Sistematização
Em clínica pediátrica os problemas hematológicos mais frequentes dizem respeito, essencialmente, a alterações dos elementos figurados (anemia, policitémia, neutropénia, trombocitopénia) e a alterações da coagulação (coagulopatia e fenómenos trombóticos).
Cabe igualmente uma referência às anomalias da função das plaquetas, abordadas em capítulo especial.
O Quadro 1, cujo conteúdo releva a importância da anamnese e do exame objectivo, sintetiza as manifestações clínicas que determinarão os exames complementares a realizar para se obter o diagnóstico definitivo. Nesta perspectiva, torna-se fundamental ter em consideração os principais valores de referência hematológicos do recém-nascido, criança e adolescente.
QUADRO 1 – Síndromas hematológicas
Síndroma | Manifestações Clínicas | Entidades |
Anemia | Palidez, Icterícia, astenia, insuficiência cardíaca | Carência em ferro, ácido fólico, vitamina B12, anemia hemolítica |
Policitémia | Cianose, irritabilidade, convulsões, cefaleia, icterícia, acidente vascular cerebral | Cardiopatia cianótica, mucoviscidose, RNMD |
Neutropénia | Febre, estomatite, faringite, linfadenopatia, bacteriémia | Neutropénia congénita ou adquirida (por fármacos), leucémia |
Trombocitopénia | Equimoses, petéquias, epistaxe, HGI | PTI, leucémia |
Pancitopénia | Infecção, hemorragias, anemia | Aplasia medular, LHH |
Coagulopatia e Trombose | Trombose venosa, embolia pulmonar, hematoma, hemorragias das mucosas, hemartrose | Lúpus, défice de factores de coagulação (antitrombina III, proteínas C,S), factores anómalos (V Leiden, protrombina 20210), hemofilia, doença de Von Willebrand, CID, doença hemorrágica do RN |
Abreviaturas: RNMD: recém-nascido de mãe diabética; HGI: hemorragia gastrintestinal; PTI: púrpura trombocitopénica idiopática; CID: coagulação intravascular disseminada; LHH: linfohistiocitose hemofagocitária (primária/genética ou secundária/adquirida). |
Valores de referência e parâmetros hematimétricos
Os Quadros 2 e 3 sintetizam alguns valores de referência dizendo respeito à série vermelha, parâmetros hematimétricos relacionados, e à série branca. Os aspectos referentes a plaquetas e factores de coagulação são abordados no âmbito dos respectivos capítulos.

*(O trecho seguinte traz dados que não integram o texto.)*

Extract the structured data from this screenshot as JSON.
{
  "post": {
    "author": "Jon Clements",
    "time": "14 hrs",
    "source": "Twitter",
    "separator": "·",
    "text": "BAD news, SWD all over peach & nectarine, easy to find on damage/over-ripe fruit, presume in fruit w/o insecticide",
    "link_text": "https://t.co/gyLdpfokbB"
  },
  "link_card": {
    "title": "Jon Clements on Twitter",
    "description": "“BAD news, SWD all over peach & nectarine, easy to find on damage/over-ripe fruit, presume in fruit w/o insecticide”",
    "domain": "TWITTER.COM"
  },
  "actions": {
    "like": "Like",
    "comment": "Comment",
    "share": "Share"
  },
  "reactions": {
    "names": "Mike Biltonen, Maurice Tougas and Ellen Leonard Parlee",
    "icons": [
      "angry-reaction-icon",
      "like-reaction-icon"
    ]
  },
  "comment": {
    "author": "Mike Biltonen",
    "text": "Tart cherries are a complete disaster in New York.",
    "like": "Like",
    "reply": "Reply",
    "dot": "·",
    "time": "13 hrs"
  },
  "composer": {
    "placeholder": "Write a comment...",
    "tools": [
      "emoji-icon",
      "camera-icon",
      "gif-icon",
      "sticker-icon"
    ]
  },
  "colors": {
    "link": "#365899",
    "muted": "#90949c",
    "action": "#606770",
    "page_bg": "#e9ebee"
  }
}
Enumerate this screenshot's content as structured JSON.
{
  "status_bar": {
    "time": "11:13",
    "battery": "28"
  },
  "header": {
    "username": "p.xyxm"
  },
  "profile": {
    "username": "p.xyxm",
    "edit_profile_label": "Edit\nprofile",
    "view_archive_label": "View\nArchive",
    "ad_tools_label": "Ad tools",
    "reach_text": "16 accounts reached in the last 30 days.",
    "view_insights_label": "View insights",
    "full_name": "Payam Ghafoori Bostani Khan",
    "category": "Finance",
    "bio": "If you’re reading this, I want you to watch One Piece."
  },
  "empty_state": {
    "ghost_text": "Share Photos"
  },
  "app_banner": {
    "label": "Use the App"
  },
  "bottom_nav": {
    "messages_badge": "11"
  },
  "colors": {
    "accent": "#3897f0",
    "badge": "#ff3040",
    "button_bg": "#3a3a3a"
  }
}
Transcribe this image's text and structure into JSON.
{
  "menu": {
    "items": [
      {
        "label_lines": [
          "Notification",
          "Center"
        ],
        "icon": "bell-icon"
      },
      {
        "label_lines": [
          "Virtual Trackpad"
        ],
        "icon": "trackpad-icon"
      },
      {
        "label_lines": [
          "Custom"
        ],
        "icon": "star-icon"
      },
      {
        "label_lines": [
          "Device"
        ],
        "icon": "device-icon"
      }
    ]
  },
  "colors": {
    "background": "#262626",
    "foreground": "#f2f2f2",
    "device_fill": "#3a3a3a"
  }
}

QUADRO 2 – Valores de referência da série vermelha e hematimetria
Hb (g/dL) | Ht (%) | VGM (fL) | CHGM (% ou g/dL) | Rt (%) | |||
Criança | Média | Limites | Média | Limites | Mínimo | Média | |
Cordão umbilical | 16,8 | 13,7-20,1 | 55 | 45-65 | 110 | 31-37 | 5,0 |
2 semanas | 16,5 | 13,0-20,0 | 50 | 42-66 | 1,0 | ||
3 meses | 12,0 | 9,5-14,5 | 36 | 31-41 | 25-35 | 1,0 | |
6 meses – 6 anos | 12,0 | 10,5-14,0 | 37 | 33-42 | 70-74 | 25-30 | 1,0 |
7 – 12 anos | 13,0 | 11,0-16,0 | 38 | 34-40 | 76-80 | 25-33 | 1,0 |
Adulto | |||||||
Sexo feminino | 14,0 | 12,0-16,0 | 42 | 37-47 | 80 | 26-34 | 1,6 |
Sexo masculino | 16,0 | 14,0-18,0 | 47 | 42-52 | 80 | 26-34 | 1,6 |
Valores de referência de hemoglobina (Hb), hematócrito (Ht), volume globular médio (VGM) em fentolitros (fL), concentração média de hemoglobina globular (CHGM) em % ou g/dL, e reticulócitos (Rt) em diferentes idades. (Adaptado de Rudolph CD et al, 2011) |
QUADRO 3 – Valores de referência de leucócitos em diferentes idades
Leucócitos/mm3 | Neutrófilos (%) | Linfócitos (%) | Eosinófilos (%) | Monócitos (%) | |||
Criança | Média | Limites | Média | Limites | Média | Média | Média |
Cordão umbilical | 18000 | 9000-30000 | 61 | 40-80 | 31 | 2 | 6 |
2 semanas | 12000 | 5000-21000 | 40 | 48 | 3 | 9 | |
3 meses | 12000 | 6000-18000 | 30 | 63 | 2 | 5 | |
6 meses – 6 anos | 10000 | 6000-15000 | 45 | 48 | 2 | 5 | |
7 – 12 anos | 8000 | 4500-13500 | 55 | 38 | 2 | 5 | |
Adulto | |||||||
Sexo feminino | 7500 | 5000-10000 | 55 | 35-70 | 35 | 3 | 7 |
Sexo masculino | 16,0 | 5000-10000 | 55 | 35-70 | 35 | 3 | 7 |
A presença de linfócitos indiferenciados (grandes, espiculados, polimorfos, hiperbasófilos) no sangue periférico na proporção de > 4% dos leucócitos totais sugere estimulação por processo infeccioso por vírus (LUC ou Lymphocyte Undifferentiated Cells). Adaptado de IM Hann et al, e de A Galdó et al (bibliografia). |
Seguidamente é estabelecida a definição de determinados parâmetros hematimétricos que permitem classificar as anemias, (abordadas no próximo capítulo):
- O volume globular médio (VGM) medido em fentolitros (1 fL= 1ì3) obtém-se pelo quociente:
Ht (volume ocupado pelos eritrócitos ou hematócrito) x 10 / nº de eritrócitos em milhões por mm3.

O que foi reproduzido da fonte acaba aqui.